New England will need to add power plants capable of generating 4,300 megawatts, and $3.4 billion of additional transmission investment, by 2015 to avoid blackouts, the region’s grid operator says.
The area will need 170 megawatts of new power before the summer of 2009 to assure adequate supplies, according to ISO New England Inc., the power grid and wholesale market operator that serves the region’s 14 million people.
Last year, the six-state region added a net 11 megawatts of generation, enough for about 8,800 average U.S. homes, according to Federal Energy Regulatory Commission Chairman Joseph Kelliher.
“Without the timely addition of new resources, the region will fail to meet established reliability criteria, increasing the possibility of needing to disconnect customers during periods of peak demand,” according to the ISO’s 2006 Regional System Plan, which was released yesterday.
New England currently has proposals to build 37 projects capable of generating 3,871 megawatts, the report states.
ISO New England is relying on what it calls “tie-line benefits,” the receipt of electricity over high-voltage transmission lines from neighboring areas during periods of emergency need. The operator said with 2,000 megawatts of tie-line benefits it will need just 170 megawatts to meet “resource adequacy criteria” by 2009.
More generation would be needed sooner if the “assumed” 2,000 megawatts were unavailable.
The report also said the region needs to develop power plants fueled by something other than natural gas, since “the region’s 40 percent dependence on natural gas to generate electricity is a serious reliability risk to New England customers, especially during winter peak-demand periods.”

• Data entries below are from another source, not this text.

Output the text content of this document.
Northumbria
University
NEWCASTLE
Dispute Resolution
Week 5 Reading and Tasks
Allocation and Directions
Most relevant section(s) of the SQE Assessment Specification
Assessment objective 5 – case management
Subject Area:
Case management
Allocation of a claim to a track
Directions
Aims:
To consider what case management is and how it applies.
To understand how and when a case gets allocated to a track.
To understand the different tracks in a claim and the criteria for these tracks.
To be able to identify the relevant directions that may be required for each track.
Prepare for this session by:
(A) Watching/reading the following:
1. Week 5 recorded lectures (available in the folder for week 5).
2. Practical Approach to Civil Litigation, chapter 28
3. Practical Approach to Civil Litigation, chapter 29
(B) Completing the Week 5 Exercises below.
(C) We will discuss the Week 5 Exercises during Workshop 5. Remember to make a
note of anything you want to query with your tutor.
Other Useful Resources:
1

The report says there are insufficient plans for renewable energy power generators, including wind and solar facilities, to meet state requirements by 2015.
A multistate agreement to limit carbon dioxide emissions from power plants in the region will also require alternative electricity suppliers, ISO New England said.
Four New England states – Connecticut, Maine, New Hampshire and Vermont – have signed on to the Regional Greenhouse Gas Initiative. If Massachusetts and Rhode Island were to join the group, new low- or zero-emission plants would be needed by 2010, the report said.
If a 1,000 megawatt coal or nuclear power plant had been installed in 2005, buyers in the wholesale market would have saved $600 million in power costs, the report said.
New England has 31,000 megawatts of generating capacity and 8,000 miles of power lines.